La Union, Honduras: Election Day Report.    

By Maria Robinson, TFA board member

This article was published in the Winter edition of TFA Reports accessible here: 
https://taskforceamericas.org/wp-content/uploads/2022/03/TFA-NLWINTER2022-FINAL.pdf

  Leading up to election day I was contacted about violence in La Union and threats to the family of Rigo Matute. Rigo is a coffee farmer and activist whom I met during the Honduras election of 2012. He has since become head of the Consejo Municipal Electoral in La Union with authority to investigate voting irregularities. Rigo and his family had been threatened when someone tried to break down the door of the bedroom where he and his wife Demi and two young children were sleeping. It was necessary to accompany Rigo and his family during the election process. La Union is dominated by the Reyes family, prominent in National Party politics.

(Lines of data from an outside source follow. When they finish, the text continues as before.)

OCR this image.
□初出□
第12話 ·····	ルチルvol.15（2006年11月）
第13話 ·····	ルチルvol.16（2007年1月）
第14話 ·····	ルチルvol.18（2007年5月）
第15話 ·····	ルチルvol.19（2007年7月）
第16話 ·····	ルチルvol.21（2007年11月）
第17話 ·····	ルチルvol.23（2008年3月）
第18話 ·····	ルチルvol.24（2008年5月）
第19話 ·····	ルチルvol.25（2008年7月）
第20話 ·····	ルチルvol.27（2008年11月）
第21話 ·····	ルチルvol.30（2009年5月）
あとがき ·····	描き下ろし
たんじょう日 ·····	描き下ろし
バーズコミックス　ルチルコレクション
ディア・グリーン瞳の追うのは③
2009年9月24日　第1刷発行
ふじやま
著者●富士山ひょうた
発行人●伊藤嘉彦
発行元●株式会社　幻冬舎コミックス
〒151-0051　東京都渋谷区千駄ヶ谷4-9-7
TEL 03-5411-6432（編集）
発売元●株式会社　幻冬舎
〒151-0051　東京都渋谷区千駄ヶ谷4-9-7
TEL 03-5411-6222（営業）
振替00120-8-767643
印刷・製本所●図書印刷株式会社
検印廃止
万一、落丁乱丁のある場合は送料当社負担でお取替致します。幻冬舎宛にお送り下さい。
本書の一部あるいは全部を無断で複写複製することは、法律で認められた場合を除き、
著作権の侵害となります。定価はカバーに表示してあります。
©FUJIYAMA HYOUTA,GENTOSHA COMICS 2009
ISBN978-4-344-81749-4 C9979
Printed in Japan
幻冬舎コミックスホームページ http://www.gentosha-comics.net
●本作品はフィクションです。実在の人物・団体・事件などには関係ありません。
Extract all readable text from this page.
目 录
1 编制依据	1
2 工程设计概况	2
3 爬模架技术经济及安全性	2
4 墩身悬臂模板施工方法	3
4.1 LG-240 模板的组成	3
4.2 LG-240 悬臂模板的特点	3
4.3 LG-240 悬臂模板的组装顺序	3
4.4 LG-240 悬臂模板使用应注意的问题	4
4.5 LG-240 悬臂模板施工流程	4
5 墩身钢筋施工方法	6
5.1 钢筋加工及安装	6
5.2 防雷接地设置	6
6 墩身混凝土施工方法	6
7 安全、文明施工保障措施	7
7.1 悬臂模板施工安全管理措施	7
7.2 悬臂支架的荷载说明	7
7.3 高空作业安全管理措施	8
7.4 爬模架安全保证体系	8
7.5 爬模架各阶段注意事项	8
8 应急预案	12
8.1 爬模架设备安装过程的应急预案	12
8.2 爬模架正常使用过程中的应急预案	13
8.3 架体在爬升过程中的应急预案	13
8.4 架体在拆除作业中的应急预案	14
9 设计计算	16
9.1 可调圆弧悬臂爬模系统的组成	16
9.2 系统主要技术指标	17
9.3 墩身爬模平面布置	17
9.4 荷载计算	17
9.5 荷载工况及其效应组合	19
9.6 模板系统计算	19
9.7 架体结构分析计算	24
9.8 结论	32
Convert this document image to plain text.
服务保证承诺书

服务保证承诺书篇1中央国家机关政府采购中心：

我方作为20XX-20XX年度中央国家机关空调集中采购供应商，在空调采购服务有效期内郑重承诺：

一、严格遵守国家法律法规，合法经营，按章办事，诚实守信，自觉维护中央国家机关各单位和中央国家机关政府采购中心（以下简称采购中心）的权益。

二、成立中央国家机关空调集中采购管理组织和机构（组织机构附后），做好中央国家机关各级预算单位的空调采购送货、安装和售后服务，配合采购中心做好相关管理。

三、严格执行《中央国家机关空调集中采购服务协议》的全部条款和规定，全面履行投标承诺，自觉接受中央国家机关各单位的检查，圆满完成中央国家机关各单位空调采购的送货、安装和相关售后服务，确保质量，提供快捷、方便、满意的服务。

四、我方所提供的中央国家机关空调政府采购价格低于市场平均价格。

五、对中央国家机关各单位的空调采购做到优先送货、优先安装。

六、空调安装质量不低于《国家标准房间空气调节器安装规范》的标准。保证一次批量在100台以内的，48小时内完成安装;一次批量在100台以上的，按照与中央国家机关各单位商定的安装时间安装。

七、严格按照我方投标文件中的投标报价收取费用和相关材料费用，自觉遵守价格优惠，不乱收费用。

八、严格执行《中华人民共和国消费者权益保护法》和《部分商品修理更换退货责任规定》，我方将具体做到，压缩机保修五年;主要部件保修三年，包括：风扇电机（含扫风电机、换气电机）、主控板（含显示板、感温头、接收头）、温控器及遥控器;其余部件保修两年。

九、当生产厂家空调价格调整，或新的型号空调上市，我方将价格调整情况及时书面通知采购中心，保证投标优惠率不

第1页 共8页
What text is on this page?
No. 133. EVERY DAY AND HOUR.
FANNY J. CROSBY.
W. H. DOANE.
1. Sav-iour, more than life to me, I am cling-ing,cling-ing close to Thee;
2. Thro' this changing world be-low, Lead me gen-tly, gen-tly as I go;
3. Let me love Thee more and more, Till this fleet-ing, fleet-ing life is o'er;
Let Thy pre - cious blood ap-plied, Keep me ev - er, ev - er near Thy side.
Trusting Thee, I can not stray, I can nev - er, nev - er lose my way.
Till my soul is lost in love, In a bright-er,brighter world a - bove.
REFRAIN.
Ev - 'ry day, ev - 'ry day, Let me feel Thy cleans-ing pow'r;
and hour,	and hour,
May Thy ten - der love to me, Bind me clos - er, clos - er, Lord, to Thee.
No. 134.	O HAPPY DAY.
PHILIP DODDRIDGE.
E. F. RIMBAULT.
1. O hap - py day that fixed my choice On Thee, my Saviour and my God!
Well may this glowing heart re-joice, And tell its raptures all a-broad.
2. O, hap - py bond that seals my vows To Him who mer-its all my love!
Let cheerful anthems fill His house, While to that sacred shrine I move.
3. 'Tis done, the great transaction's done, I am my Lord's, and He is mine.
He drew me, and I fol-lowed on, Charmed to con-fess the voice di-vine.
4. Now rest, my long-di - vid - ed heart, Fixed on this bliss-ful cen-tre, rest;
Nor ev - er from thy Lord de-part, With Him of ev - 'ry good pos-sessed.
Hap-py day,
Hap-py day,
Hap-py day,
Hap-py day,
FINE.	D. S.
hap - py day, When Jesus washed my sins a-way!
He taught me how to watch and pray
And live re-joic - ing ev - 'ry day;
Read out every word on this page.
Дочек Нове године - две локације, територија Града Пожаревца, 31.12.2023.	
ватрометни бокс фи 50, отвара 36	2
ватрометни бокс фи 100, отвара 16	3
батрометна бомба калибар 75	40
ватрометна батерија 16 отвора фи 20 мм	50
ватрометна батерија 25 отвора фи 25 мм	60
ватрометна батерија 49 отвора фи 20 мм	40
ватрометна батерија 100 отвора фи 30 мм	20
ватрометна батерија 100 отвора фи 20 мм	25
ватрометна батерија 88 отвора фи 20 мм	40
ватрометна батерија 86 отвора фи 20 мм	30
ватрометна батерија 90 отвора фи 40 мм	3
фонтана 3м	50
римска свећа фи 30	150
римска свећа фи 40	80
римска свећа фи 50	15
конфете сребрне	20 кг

Rigo is a known LIBRE supporter and he had learned that there was a plan to bathe him in gasoline and light him on fire!

 

  On Thanksgiving Day, I flew to San Pedro Sula where I was met by Demi and driven for four hours, some over gut-wrenching mountainous roads, to La Union. Staying at their home, I would 

 observe the election from the inside. It was a scary time. Since vote-rigging on election Day had been made difficult, the local Nacionalistas were applying pressure before the voting day. In the middle of the night, Rigo was called to an aldea (village) where two 4X4s had been driving around with loaded guns in a threatening manner for five days. The locals were meeting them with only rocks, brooms, and machetes. 

 

  During election day I accompanied Rigo to several aldeas. In one heavily LIBRE area, the election officials slowed down the voting so that the LIBRE supporters had to wait in the hot sun for hours to vote. Later, an alarmed election observer called to report that the President of the Mesa Electoral (a Nacionalista) was trying to invalidate LIBRE vote-counting by marking ballots with double entries!

 

  The actual vote-counting was slow and very public, each vote was read aloud, held up for all to see and stamped so it could only be counted once. In the end, the National Party candidate for mayor lost, thus ending the 100-year domination of the Reyes family in La Union.